FRB CHAIR POWELL DASHED THE PREVAILING VIEW OF A PIVOT IN EARLY 2023

FRB Chair Powell was reiterating prior Fed remarks that a usually large hike could be appropriate next month but then he commented that interest rates “will remain elevated for a period of time,” crushing the belief that the Fed may pivot in early 2023.

Many will agree a reason for the advance from June’s lows was under the belief the Fed is almost finished in this tightening cycle and a change in monetary policy would come in several months.

The FOMC is fighting to regain its integrity of an inflation fighter, perhaps risking of overshooting to regain the high ground.

As noted many times, the Central Bank is fighting supply side issues using demand side techniques.  The problems are entirely different with a different set of responses.  Unfortunately, monetary policy can only impact supply side issues so much unless all are willing to accept great pain.

There was no mention of fiscal policy or QT.  In speeches past the Chairman has commented about the unsustainability of current debt levels.

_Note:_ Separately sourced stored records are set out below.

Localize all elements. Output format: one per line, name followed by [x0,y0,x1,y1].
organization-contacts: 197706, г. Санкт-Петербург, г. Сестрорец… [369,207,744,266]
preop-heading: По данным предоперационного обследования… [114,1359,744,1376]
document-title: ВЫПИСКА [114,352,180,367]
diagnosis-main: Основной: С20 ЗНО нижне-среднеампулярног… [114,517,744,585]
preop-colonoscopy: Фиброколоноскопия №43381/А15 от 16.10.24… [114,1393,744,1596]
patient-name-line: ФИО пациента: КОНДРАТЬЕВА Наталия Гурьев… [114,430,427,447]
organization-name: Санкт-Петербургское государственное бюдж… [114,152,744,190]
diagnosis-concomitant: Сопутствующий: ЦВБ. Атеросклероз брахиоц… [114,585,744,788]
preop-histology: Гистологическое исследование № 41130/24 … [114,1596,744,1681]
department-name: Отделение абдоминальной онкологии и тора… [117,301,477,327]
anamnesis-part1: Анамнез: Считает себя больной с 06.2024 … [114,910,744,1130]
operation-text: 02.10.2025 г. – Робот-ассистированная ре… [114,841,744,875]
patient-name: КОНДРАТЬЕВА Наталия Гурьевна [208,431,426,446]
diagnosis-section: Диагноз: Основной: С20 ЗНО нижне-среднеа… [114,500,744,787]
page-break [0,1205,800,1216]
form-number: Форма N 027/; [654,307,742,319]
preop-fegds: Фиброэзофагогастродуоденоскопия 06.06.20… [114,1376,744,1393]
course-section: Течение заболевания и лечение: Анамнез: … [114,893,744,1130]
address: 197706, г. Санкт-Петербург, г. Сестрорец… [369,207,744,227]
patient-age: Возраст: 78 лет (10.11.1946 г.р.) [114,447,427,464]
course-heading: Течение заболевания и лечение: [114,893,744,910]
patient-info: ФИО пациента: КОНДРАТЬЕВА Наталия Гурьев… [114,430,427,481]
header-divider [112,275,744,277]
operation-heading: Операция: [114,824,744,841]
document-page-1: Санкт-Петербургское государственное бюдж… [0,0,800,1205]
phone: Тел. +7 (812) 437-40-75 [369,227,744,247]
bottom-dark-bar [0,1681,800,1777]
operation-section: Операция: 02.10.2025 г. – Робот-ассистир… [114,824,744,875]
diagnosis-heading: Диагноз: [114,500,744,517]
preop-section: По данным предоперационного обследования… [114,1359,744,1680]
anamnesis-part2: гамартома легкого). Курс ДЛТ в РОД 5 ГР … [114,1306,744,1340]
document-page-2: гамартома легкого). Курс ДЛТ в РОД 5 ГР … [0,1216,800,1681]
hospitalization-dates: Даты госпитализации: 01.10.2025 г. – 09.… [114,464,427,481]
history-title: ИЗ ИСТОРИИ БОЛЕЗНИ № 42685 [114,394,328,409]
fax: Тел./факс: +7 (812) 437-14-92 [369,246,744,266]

Has there been a change in market psychology?  Perhaps the only certainty to write that each data point will be greatly scrutinized to determine whether pricing pressures are abating.

Speaking of which, this week’s economic calendar is comprised of several top tier indicators including the ISM Manufacturing Index, durable goods orders and several employment statistics including the BLS Employment report on Friday.

Commenting about Friday’s market activity, led by the 4% decline in the NASDAQ, equites fell by the greatest amount since mid-June on FRB Chair Powell’s short and clear message that rates will stay high for some time.  The major averages are now on the brink of violating their 100 day moving averages.  Treasury prices also declined.

Last night the foreign markets were down. London was down 0.70%, Paris down 1.74% and Frankfurt down 1.36%.  China was up 0.14%, Japan down 2.66% and Hang Seng down 0.73%.

Dow and NASDQ futures are off 0.80% and 1.30%, respectively on monetary policy concerns.  Many are now starting to ask about the potential elephant in room…quantitative tightening (QT) which is about to commence in earnest in several days.   The 10-year is off 17/32 to yield 3.11%.